Я не спал и не был пьян — успел забыть, как это бывает. И я был здоров, не бредил и не галлюцинировал.
Может быть, я попал в ловушку? Может быть, все эти дома — капканы для легковерных пришельцев из космоса, — устройства, которые в темной прихожей анализируют наши мысли, воспоминания, а в комнате показывают нам то, что мы хотели бы видеть и слышать, и тем самым усыпляют нашу бдительность, чтобы потом разделаться с нами, как это в свое время описывалось у Брэдбери и других?
Что еще можно было тут подумать?
Может быть, и можно было, но я просто не успел. Женщина глубоко вздохнула, повернулась ко мне и открыла глаза.
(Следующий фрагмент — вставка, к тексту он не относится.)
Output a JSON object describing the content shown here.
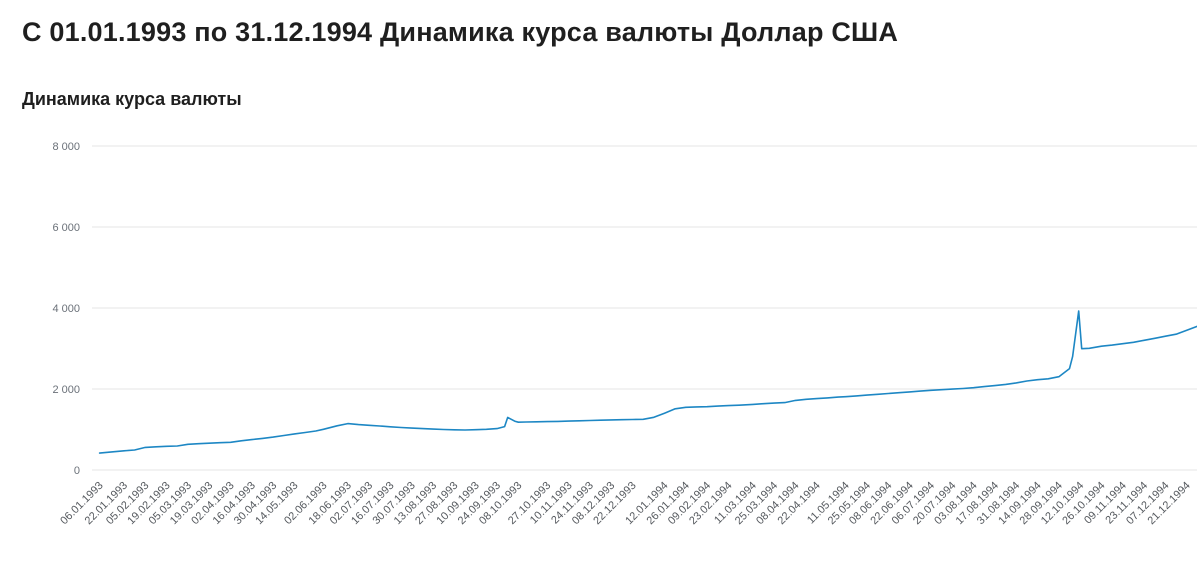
{
  "page": {
    "title": "С 01.01.1993 по 31.12.1994 Динамика курса валюты Доллар США",
    "subtitle": "Динамика курса валюты"
  },
  "chart_data": {
    "type": "line",
    "title": "Динамика курса валюты",
    "series_name": "Доллар США",
    "x_range": [
      "01.01.1993",
      "31.12.1994"
    ],
    "ylim": [
      0,
      8000
    ],
    "grid": true,
    "legend": "none",
    "line_color": "#1d87c4",
    "grid_color": "#e4e4e4",
    "y_ticks": [
      {
        "value": 0,
        "label": "0"
      },
      {
        "value": 2000,
        "label": "2 000"
      },
      {
        "value": 4000,
        "label": "4 000"
      },
      {
        "value": 6000,
        "label": "6 000"
      },
      {
        "value": 8000,
        "label": "8 000"
      }
    ],
    "x_tick_labels": [
      "06.01.1993",
      "22.01.1993",
      "05.02.1993",
      "19.02.1993",
      "05.03.1993",
      "19.03.1993",
      "02.04.1993",
      "16.04.1993",
      "30.04.1993",
      "14.05.1993",
      "02.06.1993",
      "18.06.1993",
      "02.07.1993",
      "16.07.1993",
      "30.07.1993",
      "13.08.1993",
      "27.08.1993",
      "10.09.1993",
      "24.09.1993",
      "08.10.1993",
      "27.10.1993",
      "10.11.1993",
      "24.11.1993",
      "08.12.1993",
      "22.12.1993",
      "12.01.1994",
      "26.01.1994",
      "09.02.1994",
      "23.02.1994",
      "11.03.1994",
      "25.03.1994",
      "08.04.1994",
      "22.04.1994",
      "11.05.1994",
      "25.05.1994",
      "08.06.1994",
      "22.06.1994",
      "06.07.1994",
      "20.07.1994",
      "03.08.1994",
      "17.08.1994",
      "31.08.1994",
      "14.09.1994",
      "28.09.1994",
      "12.10.1994",
      "26.10.1994",
      "09.11.1994",
      "23.11.1994",
      "07.12.1994",
      "21.12.1994"
    ],
    "points": [
      [
        "06.01.1993",
        417
      ],
      [
        "13.01.1993",
        442
      ],
      [
        "22.01.1993",
        474
      ],
      [
        "29.01.1993",
        493
      ],
      [
        "05.02.1993",
        559
      ],
      [
        "12.02.1993",
        572
      ],
      [
        "19.02.1993",
        585
      ],
      [
        "26.02.1993",
        593
      ],
      [
        "05.03.1993",
        635
      ],
      [
        "12.03.1993",
        650
      ],
      [
        "19.03.1993",
        662
      ],
      [
        "26.03.1993",
        673
      ],
      [
        "02.04.1993",
        684
      ],
      [
        "09.04.1993",
        721
      ],
      [
        "16.04.1993",
        750
      ],
      [
        "23.04.1993",
        781
      ],
      [
        "30.04.1993",
        812
      ],
      [
        "07.05.1993",
        851
      ],
      [
        "14.05.1993",
        892
      ],
      [
        "21.05.1993",
        926
      ],
      [
        "28.05.1993",
        962
      ],
      [
        "02.06.1993",
        1005
      ],
      [
        "11.06.1993",
        1092
      ],
      [
        "18.06.1993",
        1145
      ],
      [
        "25.06.1993",
        1121
      ],
      [
        "02.07.1993",
        1104
      ],
      [
        "09.07.1993",
        1086
      ],
      [
        "16.07.1993",
        1066
      ],
      [
        "23.07.1993",
        1049
      ],
      [
        "30.07.1993",
        1034
      ],
      [
        "06.08.1993",
        1021
      ],
      [
        "13.08.1993",
        1011
      ],
      [
        "20.08.1993",
        1001
      ],
      [
        "27.08.1993",
        992
      ],
      [
        "03.09.1993",
        988
      ],
      [
        "10.09.1993",
        996
      ],
      [
        "17.09.1993",
        1006
      ],
      [
        "24.09.1993",
        1021
      ],
      [
        "29.09.1993",
        1072
      ],
      [
        "01.10.1993",
        1299
      ],
      [
        "06.10.1993",
        1199
      ],
      [
        "08.10.1993",
        1181
      ],
      [
        "13.10.1993",
        1186
      ],
      [
        "20.10.1993",
        1191
      ],
      [
        "27.10.1993",
        1195
      ],
      [
        "03.11.1993",
        1201
      ],
      [
        "10.11.1993",
        1208
      ],
      [
        "17.11.1993",
        1215
      ],
      [
        "24.11.1993",
        1221
      ],
      [
        "01.12.1993",
        1229
      ],
      [
        "08.12.1993",
        1236
      ],
      [
        "15.12.1993",
        1242
      ],
      [
        "22.12.1993",
        1247
      ],
      [
        "29.12.1993",
        1253
      ],
      [
        "05.01.1994",
        1301
      ],
      [
        "12.01.1994",
        1402
      ],
      [
        "19.01.1994",
        1512
      ],
      [
        "26.01.1994",
        1549
      ],
      [
        "02.02.1994",
        1558
      ],
      [
        "09.02.1994",
        1563
      ],
      [
        "16.02.1994",
        1577
      ],
      [
        "23.02.1994",
        1589
      ],
      [
        "02.03.1994",
        1599
      ],
      [
        "11.03.1994",
        1619
      ],
      [
        "18.03.1994",
        1636
      ],
      [
        "25.03.1994",
        1651
      ],
      [
        "01.04.1994",
        1663
      ],
      [
        "08.04.1994",
        1719
      ],
      [
        "15.04.1994",
        1746
      ],
      [
        "22.04.1994",
        1763
      ],
      [
        "29.04.1994",
        1781
      ],
      [
        "06.05.1994",
        1799
      ],
      [
        "11.05.1994",
        1811
      ],
      [
        "18.05.1994",
        1829
      ],
      [
        "25.05.1994",
        1849
      ],
      [
        "01.06.1994",
        1869
      ],
      [
        "08.06.1994",
        1889
      ],
      [
        "15.06.1994",
        1909
      ],
      [
        "22.06.1994",
        1929
      ],
      [
        "29.06.1994",
        1949
      ],
      [
        "06.07.1994",
        1967
      ],
      [
        "13.07.1994",
        1983
      ],
      [
        "20.07.1994",
        1997
      ],
      [
        "27.07.1994",
        2013
      ],
      [
        "03.08.1994",
        2033
      ],
      [
        "10.08.1994",
        2059
      ],
      [
        "17.08.1994",
        2083
      ],
      [
        "24.08.1994",
        2113
      ],
      [
        "31.08.1994",
        2151
      ],
      [
        "07.09.1994",
        2197
      ],
      [
        "14.09.1994",
        2229
      ],
      [
        "21.09.1994",
        2253
      ],
      [
        "28.09.1994",
        2303
      ],
      [
        "05.10.1994",
        2503
      ],
      [
        "07.10.1994",
        2799
      ],
      [
        "11.10.1994",
        3926
      ],
      [
        "13.10.1994",
        2994
      ],
      [
        "18.10.1994",
        3005
      ],
      [
        "26.10.1994",
        3057
      ],
      [
        "02.11.1994",
        3083
      ],
      [
        "09.11.1994",
        3119
      ],
      [
        "16.11.1994",
        3153
      ],
      [
        "23.11.1994",
        3203
      ],
      [
        "30.11.1994",
        3253
      ],
      [
        "07.12.1994",
        3303
      ],
      [
        "14.12.1994",
        3353
      ],
      [
        "21.12.1994",
        3452
      ],
      [
        "28.12.1994",
        3550
      ]
    ]
  }
}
Она увидела меня, и я увидел ее. Увидел и сказал:
— Нуш?
— Нуш! — сказал я. — Это ты?
Я мог бы и не спрашивать. Потому что совершенно ясно видел, что это была она. Если бы у нее была, допустим, сестра-близнец, я бы не спутал их, я уверен. Но здесь была она сама, и никто другой.
Она находилась еще где-то во сне и медленно возвращалась оттуда. Глаза ее смотрели на меня, но сначала не видели. И вот увидели, я понял: она тихо вскрикнула и закрылась одеялом.
— Не бойся, — сказал я. — Это ведь я. Забыла? Просто я.
— Кто ты? — боязливо спросила она.
Голос был тоже ее, Нуш, хотя, конечно, кто может поручиться за то, что память через столько лет проносит образы и звуки неискаженными? Во всяком случае, память не дала мне никаких оснований сказать, что это — не ее голос.
— Я — Уль…
— Кто ты? Откуда? — Голос ее окреп, она огляделась. — Зачем ты тут? За мной?
— Да, — сказал я. — Конечно, за тобой. Далеко же мне пришлось забраться, чтобы наконец снова найти тебя!
— Тебя послали они?
Я пожал плечами:
— Кто они, Нуш?
Она моргнула.
— Я не Нуш. Наверное, ты ищешь другую, не меня.
— Нет, — сказал я. — Других не было. А если и было что-то, не стоит вспоминать. И потом, разве я был виноват в том, что случилось? Но знаешь, давай поговорим об этом в другой раз.
Она смотрела на меня и, кажется, ничего не понимала. Она все еще полулежала, закрываясь одеялом.
— Одевайся, — сказал я. — Я отвернусь.
— Ты не мог бы выйти? — спросила она. — Я не убегу.
Я подумал.
— Нет, — ответил я потом. — А вдруг убежишь? Или опять выкинешь что-нибудь такое, как в тот раз? После таких вещей трудно остаться в живых. Очень трудно. Я не выйду. Просто отвернусь. Одевайся.